The Prague Spring 1968: A National Security Archive Documents Reader

By Jaromír Navrátil | Go to book overview

DOCUMENT No. 114: Pravda Editorial Justifying the Invasion,
August 22,1968 (Excerpts)

Source: "Zashchita sotsializma—vysshii internatsional'nyi dolg," Pravda (Moscow),
August 22, 1968, p. 1.

The Kremlin used this unusually lengthy editorial in Pravda to provide their initial rationale for the
invasion. The editorial begins with an explanation of why the Soviet Union and its allies chose to fulfill
the "request for military assistance "made by unnamed "party and state leaders "in Czechoslovakia, and
then assails, in eight sections, the Prague Spring.

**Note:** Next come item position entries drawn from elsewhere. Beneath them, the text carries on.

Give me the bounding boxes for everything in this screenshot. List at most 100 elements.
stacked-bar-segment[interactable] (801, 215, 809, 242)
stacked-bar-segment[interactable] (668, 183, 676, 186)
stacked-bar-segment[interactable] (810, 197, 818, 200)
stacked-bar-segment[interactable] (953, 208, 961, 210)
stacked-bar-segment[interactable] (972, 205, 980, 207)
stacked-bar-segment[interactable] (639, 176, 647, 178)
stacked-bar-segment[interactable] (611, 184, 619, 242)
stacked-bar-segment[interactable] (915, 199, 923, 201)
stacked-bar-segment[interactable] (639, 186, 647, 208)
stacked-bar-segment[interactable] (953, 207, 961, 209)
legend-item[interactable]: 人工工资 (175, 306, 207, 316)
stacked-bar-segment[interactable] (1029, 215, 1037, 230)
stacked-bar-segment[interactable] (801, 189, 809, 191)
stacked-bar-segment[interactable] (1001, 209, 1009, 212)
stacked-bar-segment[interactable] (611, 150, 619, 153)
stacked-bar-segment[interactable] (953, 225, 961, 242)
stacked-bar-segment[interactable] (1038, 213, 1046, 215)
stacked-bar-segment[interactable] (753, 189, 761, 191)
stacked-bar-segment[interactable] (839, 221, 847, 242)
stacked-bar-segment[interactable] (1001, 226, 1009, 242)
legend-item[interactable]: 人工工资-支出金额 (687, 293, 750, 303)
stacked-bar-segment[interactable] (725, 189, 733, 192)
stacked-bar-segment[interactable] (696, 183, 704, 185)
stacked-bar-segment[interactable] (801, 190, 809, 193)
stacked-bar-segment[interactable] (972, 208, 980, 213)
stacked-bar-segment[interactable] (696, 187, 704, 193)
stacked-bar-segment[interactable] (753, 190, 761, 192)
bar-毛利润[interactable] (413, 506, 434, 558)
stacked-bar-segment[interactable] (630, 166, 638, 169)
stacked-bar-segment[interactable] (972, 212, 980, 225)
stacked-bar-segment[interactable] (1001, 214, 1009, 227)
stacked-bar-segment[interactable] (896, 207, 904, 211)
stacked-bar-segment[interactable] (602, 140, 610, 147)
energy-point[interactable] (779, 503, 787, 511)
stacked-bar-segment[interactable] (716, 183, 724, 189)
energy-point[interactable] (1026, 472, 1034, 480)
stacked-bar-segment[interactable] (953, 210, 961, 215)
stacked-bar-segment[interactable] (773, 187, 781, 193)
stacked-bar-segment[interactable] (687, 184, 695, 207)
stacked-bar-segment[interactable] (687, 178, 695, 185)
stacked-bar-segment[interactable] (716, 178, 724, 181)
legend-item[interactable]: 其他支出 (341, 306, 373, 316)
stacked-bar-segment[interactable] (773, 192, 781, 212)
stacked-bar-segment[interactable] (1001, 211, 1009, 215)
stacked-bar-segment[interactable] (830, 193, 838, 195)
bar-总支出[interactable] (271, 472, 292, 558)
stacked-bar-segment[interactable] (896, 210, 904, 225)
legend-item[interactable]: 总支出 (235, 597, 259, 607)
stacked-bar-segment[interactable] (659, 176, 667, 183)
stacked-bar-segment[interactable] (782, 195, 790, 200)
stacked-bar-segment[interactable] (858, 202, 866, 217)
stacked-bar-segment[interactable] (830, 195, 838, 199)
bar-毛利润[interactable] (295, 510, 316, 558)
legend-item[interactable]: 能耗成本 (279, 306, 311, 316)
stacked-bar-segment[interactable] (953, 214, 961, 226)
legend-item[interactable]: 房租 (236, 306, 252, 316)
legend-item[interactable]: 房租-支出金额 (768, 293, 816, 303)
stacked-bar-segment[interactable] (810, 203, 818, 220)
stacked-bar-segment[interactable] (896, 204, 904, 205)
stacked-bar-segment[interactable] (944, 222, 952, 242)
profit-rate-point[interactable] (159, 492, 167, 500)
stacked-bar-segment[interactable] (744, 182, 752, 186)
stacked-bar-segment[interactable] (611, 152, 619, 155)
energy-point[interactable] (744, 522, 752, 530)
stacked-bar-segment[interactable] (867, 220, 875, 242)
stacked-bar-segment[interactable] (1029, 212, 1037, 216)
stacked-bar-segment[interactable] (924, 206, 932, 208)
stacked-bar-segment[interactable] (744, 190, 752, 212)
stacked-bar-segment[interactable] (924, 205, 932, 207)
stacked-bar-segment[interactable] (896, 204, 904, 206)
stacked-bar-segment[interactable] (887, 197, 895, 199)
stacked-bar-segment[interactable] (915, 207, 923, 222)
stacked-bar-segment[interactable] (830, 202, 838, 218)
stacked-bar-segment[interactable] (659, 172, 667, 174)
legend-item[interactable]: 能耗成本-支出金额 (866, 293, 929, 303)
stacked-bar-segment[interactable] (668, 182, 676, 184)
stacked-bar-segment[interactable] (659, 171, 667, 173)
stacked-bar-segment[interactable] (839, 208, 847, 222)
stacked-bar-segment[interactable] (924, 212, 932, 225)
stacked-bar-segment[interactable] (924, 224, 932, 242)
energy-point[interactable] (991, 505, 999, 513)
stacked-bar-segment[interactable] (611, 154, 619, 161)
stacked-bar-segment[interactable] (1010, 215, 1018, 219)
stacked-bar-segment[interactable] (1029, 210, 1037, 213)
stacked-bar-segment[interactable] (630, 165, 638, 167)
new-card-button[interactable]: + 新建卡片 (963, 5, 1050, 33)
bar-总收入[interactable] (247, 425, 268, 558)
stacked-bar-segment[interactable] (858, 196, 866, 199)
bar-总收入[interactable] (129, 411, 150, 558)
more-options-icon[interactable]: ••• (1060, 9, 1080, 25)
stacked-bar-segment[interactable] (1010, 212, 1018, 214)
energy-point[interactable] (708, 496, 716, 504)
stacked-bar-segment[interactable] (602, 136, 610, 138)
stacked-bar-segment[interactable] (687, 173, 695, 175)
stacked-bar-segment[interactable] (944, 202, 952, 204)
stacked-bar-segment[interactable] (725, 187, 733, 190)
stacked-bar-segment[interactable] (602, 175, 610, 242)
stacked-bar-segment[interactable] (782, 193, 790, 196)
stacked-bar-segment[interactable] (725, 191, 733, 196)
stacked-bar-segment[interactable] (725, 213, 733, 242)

It proclaims the "defense of socialism" in individual
Warsaw Pact countries as "the most sacred internationalist duty for all socialist countries," especially
for the Soviet Union.

The language of the editorial reiterates, and in some cases repeats verbatim, arguments earlier set forth
in the Warsaw letter, in the letters sent by the Soviet Politburo to the CPCz Presidium, and in Brezhnev's
speeches at bilateral and multilateral meetings as well as at plenary sessions of the CPSU Central
Committee. The editorial, however, marks the first time that the Soviet authorities publicly attacked Dubček
by name, accusing him of heading a group of "right-wing opportunists "on the CPCz Presidium who had
committed "perfidious and traitorous acts."

The article was published simultaneously in the form of a pamphlet for mass distribution in Czechoslo-
vakia by the Soviet news agency Novosti.

The Defense of Socialism Is the Loftiest Internationalist Duty

Party and state leaders of the Czechoslovak Socialist Republic have asked the Soviet Union and other allied countries to give the fraternal Czechoslovak people urgent assistance, including assistance through military force.

The request was motivated by the existence of counterrevolutionary forces acting in collusion with external forces hostile to socialism. These forces combined, have created a threat to the existing socialist system in Czechoslovakia and to the statehood of Czechoslovakia as determined by the Constitution.

The need to adopt a historic decision in connection with the request to the Soviet Union and other fraternal socialist countries for help has been fully justified in the appeal by a group of members of the CPCz Central Committee, the ČSSR government, and the ČSSR National Assembly, which is published in today's Pravda.13 This need was brought about by the danger of a fratricidal struggle that was being prepared by reactionary forces in the ČSSR.

… The governments of the USSR and of other allied countries have decided to comply with the above-mentioned request and to lend all necessary aid to the fraternal Czechoslovak people. The fraternal socialist countries are thus fulfilling their joint internationalist duty….

The fraternal friendship and military alliance between the Soviet Union and Czechoslovakia were codified in the Treaty on Friendship, Mutual Assistance, and Postwar Cooperation, which was first signed in 1943 and then renewed in 1963. In accordance with this treaty, our states, our parties, and our peoples are obliged to come to each other's assistance whenever a threat emerges to the security of our borders and to the cause of socialism….

… As time passed … an atmosphere of disarray, vacillation, and instability was beginning to take shape in the CPCz itself and reactionary, anti-socialist elements, backed by international imperialism, were beginning to rear their heads….

13 This "appeal" was published alongside the article on page 1 of Moscow Pravda, but the purported signatories were
never identified either at the time or afterwards.